The American schooner has come to Thorshavn, nine months from port. She must have feared she was fated to be another Flying Dutchman. Month after month of contrary gales crippled her at last, so she drifted into the danger zone and had to seek a Shetland haven for repairs. Part of the cargo is damaged, but the coffee is saved. The news passed swiftly over Eide, called by happy voices from house to house. I saw tears of joy on one wrinkled old face, and heard a quavering voice singing the gay ‘Coffee Song’ — a danceballad that the singer had danced more than a half century before.
And now our only postal communication with the outer world is by one old hooker, which brings salt and some restricted wares from a British port, and takes back salt fish and fish-liver oil. To name it is forbidden, but seamen call it ‘The Lucky Ship.’ Nor can we ask when it will come or go. During more than two years the valiant old skipper, now aged seventy-four, has gone back and forth across the danger zone, having adventures that cannot be told. There is one young gunner on board, but all the crew and officers range from fifty-five to seventy years.
15 December, 1918.
All was quiet when the few-worded message came of the signing of the Armistice.
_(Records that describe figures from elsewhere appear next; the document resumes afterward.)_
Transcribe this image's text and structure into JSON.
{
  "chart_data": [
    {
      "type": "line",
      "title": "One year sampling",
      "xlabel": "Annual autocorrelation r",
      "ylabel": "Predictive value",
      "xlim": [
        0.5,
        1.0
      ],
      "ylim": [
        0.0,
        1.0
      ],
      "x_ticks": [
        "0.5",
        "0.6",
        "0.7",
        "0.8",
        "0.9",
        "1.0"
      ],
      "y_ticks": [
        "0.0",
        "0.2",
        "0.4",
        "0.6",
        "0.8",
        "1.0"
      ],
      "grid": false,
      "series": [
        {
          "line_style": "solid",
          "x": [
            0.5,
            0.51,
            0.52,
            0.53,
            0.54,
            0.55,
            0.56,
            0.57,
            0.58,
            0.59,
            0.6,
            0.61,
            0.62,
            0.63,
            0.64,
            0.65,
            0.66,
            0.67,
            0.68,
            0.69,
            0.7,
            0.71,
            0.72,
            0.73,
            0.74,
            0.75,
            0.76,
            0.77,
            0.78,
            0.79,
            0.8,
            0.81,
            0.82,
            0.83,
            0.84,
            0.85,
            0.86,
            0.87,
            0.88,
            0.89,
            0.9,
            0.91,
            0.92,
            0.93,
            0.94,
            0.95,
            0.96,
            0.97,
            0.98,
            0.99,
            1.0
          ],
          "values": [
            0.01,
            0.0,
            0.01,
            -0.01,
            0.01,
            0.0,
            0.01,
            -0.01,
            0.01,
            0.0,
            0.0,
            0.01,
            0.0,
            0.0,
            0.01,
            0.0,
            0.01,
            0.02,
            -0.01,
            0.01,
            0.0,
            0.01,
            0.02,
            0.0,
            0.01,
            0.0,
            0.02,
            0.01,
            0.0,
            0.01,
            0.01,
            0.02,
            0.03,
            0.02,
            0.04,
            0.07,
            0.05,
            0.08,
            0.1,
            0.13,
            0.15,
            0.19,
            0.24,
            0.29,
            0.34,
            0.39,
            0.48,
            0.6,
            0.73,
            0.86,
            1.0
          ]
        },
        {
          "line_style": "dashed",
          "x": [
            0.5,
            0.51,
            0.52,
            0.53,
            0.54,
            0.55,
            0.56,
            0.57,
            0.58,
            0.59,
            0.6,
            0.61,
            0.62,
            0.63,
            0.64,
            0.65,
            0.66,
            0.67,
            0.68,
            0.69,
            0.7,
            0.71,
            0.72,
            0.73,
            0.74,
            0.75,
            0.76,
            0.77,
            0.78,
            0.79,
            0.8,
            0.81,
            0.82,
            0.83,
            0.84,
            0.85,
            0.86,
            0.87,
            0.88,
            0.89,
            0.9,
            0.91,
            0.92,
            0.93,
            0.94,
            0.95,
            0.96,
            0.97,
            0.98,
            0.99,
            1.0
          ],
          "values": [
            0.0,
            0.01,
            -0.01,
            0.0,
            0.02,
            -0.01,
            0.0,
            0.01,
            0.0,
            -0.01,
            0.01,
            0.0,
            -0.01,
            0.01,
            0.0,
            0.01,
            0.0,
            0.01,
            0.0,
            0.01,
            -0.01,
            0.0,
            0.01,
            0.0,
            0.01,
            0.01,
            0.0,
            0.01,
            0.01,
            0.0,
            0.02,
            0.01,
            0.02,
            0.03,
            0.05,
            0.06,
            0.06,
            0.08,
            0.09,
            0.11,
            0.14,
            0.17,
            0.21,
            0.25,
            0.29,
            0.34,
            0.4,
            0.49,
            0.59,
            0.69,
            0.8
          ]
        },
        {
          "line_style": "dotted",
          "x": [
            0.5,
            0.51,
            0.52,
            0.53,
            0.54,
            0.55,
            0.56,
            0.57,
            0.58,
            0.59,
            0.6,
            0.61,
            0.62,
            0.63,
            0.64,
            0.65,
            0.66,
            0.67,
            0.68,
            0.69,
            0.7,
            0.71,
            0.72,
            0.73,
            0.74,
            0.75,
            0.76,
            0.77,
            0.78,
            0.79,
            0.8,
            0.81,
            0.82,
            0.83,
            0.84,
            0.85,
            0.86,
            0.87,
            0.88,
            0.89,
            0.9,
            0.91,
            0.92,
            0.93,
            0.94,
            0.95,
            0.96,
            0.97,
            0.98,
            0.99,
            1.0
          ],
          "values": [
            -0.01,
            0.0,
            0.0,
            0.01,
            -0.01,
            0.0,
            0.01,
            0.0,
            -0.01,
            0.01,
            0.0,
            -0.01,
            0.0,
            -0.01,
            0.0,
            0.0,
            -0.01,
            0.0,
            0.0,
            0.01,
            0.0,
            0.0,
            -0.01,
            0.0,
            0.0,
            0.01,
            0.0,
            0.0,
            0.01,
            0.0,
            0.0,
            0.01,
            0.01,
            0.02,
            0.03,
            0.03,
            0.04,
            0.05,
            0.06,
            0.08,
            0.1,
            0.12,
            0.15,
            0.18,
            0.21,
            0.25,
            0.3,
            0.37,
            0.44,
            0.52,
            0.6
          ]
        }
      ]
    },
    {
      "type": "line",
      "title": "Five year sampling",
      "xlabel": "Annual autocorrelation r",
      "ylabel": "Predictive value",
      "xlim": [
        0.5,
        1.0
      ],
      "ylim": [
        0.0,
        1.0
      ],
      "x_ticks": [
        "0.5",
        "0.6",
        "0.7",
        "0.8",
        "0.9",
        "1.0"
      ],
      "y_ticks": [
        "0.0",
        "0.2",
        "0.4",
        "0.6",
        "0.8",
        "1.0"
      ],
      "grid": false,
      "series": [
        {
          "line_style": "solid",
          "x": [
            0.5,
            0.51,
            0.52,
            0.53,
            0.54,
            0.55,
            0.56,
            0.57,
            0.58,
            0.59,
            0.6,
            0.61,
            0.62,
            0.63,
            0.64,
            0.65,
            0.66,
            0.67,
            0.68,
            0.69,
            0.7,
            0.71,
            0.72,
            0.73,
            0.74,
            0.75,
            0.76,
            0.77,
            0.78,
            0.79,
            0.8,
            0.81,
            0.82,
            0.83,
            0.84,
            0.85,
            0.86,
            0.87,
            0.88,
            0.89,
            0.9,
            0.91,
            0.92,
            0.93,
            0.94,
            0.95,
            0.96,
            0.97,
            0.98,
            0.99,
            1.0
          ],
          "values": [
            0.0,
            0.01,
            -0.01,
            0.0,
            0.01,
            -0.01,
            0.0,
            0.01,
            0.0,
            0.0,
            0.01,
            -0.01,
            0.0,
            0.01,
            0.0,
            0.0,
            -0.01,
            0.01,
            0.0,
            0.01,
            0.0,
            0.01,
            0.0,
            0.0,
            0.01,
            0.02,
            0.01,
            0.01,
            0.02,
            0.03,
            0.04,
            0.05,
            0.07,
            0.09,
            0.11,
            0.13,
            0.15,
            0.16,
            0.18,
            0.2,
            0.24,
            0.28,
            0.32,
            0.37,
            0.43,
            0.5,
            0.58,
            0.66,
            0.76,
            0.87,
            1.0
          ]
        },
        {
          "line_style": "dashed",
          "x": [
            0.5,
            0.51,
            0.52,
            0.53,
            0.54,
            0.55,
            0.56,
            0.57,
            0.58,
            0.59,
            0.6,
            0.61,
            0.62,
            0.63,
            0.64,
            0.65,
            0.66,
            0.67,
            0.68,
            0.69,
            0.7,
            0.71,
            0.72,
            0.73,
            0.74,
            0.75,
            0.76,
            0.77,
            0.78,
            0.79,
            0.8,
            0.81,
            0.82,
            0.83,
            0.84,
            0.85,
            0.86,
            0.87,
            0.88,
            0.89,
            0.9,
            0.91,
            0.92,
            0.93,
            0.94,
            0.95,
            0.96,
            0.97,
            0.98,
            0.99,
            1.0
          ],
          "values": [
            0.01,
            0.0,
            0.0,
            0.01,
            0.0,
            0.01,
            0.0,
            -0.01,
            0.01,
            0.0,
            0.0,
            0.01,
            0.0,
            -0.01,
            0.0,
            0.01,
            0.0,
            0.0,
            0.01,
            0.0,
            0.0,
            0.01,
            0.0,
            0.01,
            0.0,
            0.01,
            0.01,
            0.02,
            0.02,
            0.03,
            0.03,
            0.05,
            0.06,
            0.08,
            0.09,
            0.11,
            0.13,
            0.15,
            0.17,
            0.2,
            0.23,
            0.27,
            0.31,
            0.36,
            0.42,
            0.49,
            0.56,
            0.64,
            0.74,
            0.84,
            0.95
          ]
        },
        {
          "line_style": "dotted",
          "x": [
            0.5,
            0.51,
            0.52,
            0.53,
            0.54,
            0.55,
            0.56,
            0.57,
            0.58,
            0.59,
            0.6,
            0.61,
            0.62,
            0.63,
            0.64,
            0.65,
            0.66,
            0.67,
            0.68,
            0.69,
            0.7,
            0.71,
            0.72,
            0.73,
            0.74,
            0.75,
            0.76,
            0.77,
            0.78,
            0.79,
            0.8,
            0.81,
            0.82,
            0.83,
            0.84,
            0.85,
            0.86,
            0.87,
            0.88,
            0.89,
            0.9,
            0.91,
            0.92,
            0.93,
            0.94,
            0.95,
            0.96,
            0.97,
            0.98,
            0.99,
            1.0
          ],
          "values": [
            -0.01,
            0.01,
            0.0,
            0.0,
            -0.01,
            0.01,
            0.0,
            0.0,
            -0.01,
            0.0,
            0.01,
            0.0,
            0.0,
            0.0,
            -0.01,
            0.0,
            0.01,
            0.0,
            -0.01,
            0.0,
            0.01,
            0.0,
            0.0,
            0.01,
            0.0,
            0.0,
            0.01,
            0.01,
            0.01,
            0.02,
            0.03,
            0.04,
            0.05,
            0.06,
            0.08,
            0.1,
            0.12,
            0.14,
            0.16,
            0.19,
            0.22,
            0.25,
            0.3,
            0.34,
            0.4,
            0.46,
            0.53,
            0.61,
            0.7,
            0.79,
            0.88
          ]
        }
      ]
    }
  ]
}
Of course, in a little neutral land there would be no official celebration. A crowd gathered quickly when the few-worded bulletin was put up, and some asked me, ‘Can it be true?’ And some said, ‘God give it be truth!’ and some wiped their eyes. And I said ‘Gud ske Lov’ (God be praised), and went away where I could see from afar that northern shore, where now I need not dread to look, fearing what I might find there. For the seas are to be clean once more! And then I went back to Kvisten and did my housework, and that was all.
15 January, 1919.
In December, for the first time since July, 1916, a real steamer entered Eide fjord. A shabby black old hooker, to be sure, but it was the ‘Lucky Ship.’ And now I can tell its name, the Cromwell, and the brave old skipper’s name is Captain Gibb, of Aberdeen, and the ship belongs to the Iceland Shipping Co., Leith, Scotland. I wanted to go on board, but we are quarantined against the Spanish influenza and no one is allowed on deck. Only by going to windward can bags of salt be delivered to the freight rowboats, and oils and fish transferred to the steamer.
THORSHAVN, 2 August, 1919.
The breaking up of my life in Kvisten was a hard time. I was really ill with a ‘near-pneumonia’ cold. Storms and heavy surf swept the village-front, making the launching of a boat impossible. Could I get to Thorshavn in time to go on the Chaldur? Would she go to Scotland on her way to Denmark? Was my promised passage assured, when scores of passengers on the spot were clamoring to go? I dared not let myself think of the parting from those who had become so dear to me. Silence seemed the only way of getting through with it. Once I said shakily, ‘Amalya, you know what is in my heart?’ — ‘Yes, Nella, I know.’ Then, just in time, the storm subsided.
Our boy at the last would not say good-bye. ‘Nella was bad. Nella should not go to England. Nella should stay in Kvisten always.’
It was a small party that set forth in the tiny fishing motor-boat. Our housefather at the helm, a brother-in-law at the engine, two neighbors as assistants, Fru Kruse and I the passengers. The box-like pit where whelks for bait are kept had been cleaned out, and Fru Kruse and I sat down there, with our heads peering out above the rim. A piece of canvas stretched overhead kept out the rain. And so we chug-chugged southward, hour after hour, in the gently falling rain, toward Thorshavn, where I was to see a pony and a tree for the first time in five years. Part of the time we were between the islands, then on the open sea, past treacherous reefs and sucking whirlpools off the Stromö coast, where many a boat has ‘gone away.’ Then, as we rounded a point of land, we saw on the far southern horizon a faint smudge of smoke. That was our Chaldur, and she will take me south to Scotland.